Tsvetaeva sieht ihre Verlassenheit voraus und umarmt sie: Der Grund, warum sie „Ich liebe dich“ sagen kann, ist, erklärt sie, „weil du brennst / und beißt“ und „weil unsere geheimen Leben / sehr unterschiedliche Wege nehmen“. Feinstein spielt etwas von der aufgeregten Rhetorik des Originals herunter: Sie erschafft eine Persona, die Feuer und Flamme ist, aber auch intellektuell bewaffnet. Gleichzeitig beschleunigt sie den syntaktischen Fluss zwischen den Strophen drei und fünf, indem sie im Original das Ausrufezeichen löscht, das dem Wort „ausdrucksvoll“ folgt, und es durch ein Komma ersetzt. Es gibt hier eine erzählerische Impulsivität, die an ein Volksmärchen erinnert, vielleicht verstärkt durch das Bild der Adressatin als „Adlerdämon“ und durch das Erscheinen der Sprecherin „im Nu“ über ihrem Sarg, zu spät, wie bereits vorhergesagt, um zu retten ihr (man fragt sich, wie diese Erlösung aussehen könnte).

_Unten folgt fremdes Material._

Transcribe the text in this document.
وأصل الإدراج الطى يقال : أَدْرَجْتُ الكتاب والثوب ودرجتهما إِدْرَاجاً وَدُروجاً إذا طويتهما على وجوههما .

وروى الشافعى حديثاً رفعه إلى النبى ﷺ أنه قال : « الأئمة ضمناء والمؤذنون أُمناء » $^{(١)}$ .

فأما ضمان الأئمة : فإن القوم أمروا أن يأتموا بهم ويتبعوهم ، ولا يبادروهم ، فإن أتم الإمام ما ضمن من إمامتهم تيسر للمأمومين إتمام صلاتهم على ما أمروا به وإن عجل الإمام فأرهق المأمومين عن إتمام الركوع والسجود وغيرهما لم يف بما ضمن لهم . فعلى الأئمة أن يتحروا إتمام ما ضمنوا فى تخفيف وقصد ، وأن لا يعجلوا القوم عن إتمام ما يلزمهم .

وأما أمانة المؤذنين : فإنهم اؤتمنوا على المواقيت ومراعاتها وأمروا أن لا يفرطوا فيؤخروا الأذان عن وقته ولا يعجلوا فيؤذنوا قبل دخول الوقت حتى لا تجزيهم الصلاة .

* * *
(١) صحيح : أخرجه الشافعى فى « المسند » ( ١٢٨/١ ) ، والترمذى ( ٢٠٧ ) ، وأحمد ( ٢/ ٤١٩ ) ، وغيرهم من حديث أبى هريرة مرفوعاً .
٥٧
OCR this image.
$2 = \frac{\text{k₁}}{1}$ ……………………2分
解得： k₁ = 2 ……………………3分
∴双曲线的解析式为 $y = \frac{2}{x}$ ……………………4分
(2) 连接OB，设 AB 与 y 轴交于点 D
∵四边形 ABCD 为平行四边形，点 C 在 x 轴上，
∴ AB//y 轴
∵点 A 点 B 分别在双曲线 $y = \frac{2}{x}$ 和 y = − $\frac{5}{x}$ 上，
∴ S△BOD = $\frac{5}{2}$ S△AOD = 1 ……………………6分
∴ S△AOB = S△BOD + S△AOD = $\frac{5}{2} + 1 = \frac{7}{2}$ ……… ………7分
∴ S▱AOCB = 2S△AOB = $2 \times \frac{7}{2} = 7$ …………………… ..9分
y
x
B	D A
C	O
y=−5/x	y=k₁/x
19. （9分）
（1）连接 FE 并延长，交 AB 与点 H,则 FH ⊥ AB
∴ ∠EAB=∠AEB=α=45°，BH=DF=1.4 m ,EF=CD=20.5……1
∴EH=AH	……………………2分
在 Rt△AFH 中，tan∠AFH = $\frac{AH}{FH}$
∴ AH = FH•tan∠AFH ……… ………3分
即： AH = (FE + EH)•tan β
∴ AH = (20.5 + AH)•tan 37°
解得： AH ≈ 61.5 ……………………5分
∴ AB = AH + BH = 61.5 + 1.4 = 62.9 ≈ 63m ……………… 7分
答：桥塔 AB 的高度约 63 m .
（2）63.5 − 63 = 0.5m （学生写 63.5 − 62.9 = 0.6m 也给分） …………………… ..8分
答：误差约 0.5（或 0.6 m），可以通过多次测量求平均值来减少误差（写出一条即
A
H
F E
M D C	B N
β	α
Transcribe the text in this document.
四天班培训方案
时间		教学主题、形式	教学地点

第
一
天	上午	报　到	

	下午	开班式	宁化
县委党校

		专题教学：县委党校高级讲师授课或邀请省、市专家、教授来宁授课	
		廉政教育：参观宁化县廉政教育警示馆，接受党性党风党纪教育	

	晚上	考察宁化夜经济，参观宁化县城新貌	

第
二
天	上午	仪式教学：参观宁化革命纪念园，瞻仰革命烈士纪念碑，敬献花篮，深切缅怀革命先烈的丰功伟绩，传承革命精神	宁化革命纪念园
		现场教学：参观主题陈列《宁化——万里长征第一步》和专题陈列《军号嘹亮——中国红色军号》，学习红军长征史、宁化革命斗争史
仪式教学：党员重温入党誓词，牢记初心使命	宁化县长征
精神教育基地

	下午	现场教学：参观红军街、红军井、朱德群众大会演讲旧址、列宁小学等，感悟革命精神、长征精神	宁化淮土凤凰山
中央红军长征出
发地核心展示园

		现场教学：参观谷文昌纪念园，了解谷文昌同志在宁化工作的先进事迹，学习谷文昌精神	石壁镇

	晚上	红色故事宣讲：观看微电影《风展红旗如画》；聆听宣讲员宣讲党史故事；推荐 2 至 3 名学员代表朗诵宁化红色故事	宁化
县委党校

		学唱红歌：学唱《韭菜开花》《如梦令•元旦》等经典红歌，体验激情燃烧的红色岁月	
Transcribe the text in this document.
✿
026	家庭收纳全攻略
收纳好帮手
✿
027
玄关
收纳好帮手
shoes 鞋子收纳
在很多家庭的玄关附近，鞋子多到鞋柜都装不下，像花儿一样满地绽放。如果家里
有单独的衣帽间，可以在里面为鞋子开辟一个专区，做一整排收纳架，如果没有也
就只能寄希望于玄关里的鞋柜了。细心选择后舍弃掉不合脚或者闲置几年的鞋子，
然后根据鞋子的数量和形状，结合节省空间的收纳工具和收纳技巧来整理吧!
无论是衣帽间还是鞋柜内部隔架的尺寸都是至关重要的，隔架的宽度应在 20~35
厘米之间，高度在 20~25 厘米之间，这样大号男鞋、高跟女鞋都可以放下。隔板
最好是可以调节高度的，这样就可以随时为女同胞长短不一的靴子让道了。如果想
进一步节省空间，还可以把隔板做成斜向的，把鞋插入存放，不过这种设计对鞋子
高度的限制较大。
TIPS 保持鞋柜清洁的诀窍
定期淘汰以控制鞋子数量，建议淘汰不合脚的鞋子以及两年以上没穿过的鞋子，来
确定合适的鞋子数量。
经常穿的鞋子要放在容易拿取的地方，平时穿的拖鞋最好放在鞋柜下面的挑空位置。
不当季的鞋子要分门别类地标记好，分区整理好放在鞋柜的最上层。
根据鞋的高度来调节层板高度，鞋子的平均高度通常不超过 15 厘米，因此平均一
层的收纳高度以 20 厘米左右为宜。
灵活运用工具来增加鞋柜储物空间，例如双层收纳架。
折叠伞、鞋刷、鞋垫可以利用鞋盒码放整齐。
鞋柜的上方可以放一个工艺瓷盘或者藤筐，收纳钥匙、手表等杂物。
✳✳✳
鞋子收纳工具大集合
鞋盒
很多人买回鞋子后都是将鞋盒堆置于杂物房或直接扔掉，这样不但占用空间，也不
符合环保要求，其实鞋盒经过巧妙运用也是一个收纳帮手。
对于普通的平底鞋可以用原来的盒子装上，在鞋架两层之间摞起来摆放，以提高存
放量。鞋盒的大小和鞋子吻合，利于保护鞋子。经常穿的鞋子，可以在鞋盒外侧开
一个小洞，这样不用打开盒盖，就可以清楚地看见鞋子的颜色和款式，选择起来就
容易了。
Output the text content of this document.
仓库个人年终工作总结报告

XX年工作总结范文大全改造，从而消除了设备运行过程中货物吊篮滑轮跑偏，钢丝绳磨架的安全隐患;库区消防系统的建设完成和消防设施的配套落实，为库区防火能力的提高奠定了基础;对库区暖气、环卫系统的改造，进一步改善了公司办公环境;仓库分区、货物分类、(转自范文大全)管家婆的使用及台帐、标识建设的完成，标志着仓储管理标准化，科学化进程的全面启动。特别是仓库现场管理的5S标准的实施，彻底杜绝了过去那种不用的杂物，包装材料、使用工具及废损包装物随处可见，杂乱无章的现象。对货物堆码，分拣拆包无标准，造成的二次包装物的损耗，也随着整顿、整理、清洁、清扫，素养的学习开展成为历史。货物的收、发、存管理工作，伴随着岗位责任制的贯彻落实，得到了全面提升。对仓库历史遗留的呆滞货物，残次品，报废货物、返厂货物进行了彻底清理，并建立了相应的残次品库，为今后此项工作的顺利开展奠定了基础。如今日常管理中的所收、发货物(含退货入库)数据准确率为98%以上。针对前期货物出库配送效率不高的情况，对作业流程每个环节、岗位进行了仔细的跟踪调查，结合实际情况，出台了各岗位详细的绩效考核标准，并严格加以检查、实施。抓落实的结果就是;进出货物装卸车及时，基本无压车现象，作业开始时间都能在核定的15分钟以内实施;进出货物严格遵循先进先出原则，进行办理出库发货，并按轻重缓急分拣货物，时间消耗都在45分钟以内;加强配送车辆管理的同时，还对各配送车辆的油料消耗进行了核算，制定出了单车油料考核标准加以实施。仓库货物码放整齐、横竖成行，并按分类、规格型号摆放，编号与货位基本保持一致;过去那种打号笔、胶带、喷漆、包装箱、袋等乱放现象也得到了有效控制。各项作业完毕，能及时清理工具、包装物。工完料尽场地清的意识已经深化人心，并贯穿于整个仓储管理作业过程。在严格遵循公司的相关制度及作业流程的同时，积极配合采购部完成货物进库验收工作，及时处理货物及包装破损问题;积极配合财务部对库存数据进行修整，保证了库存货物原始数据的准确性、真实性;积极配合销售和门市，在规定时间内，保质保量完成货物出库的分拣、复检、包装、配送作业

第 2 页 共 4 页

Tsvetaeva, die jüngere der beiden Frauen, behauptet sowohl ihre Autorität als Dichterprophetin als auch die anscheinend gefährliche sexuelle Expertise ihrer Freundin.

Der heftige, wenn auch humorvolle Versuch, die Macht wieder ins Gleichgewicht zu bringen, nimmt in der letzten Strophe eine entzückende Wendung, mit einem dreifachen Reim, der plötzlich die erstaunliche Tatsache erhellt, dass die „Sie” in dem Gedicht ist kein “er“. Trotz der kleinen Geste der Distanzierung hellt die Wucht der Idee dieser „einen bezaubernden Ironie“ die vorangegangenen Gewitterwolken auf und scheint mit einem Schlag das Fenster zu einer glücklicheren zukünftigen Beziehung zu öffnen.

Das russische Original von Podruga finden Sie hier im Internet. Sie können auch eine kostenlose Übersetzung und einen interessanten Kommentar lesen hier von Rachael Daum.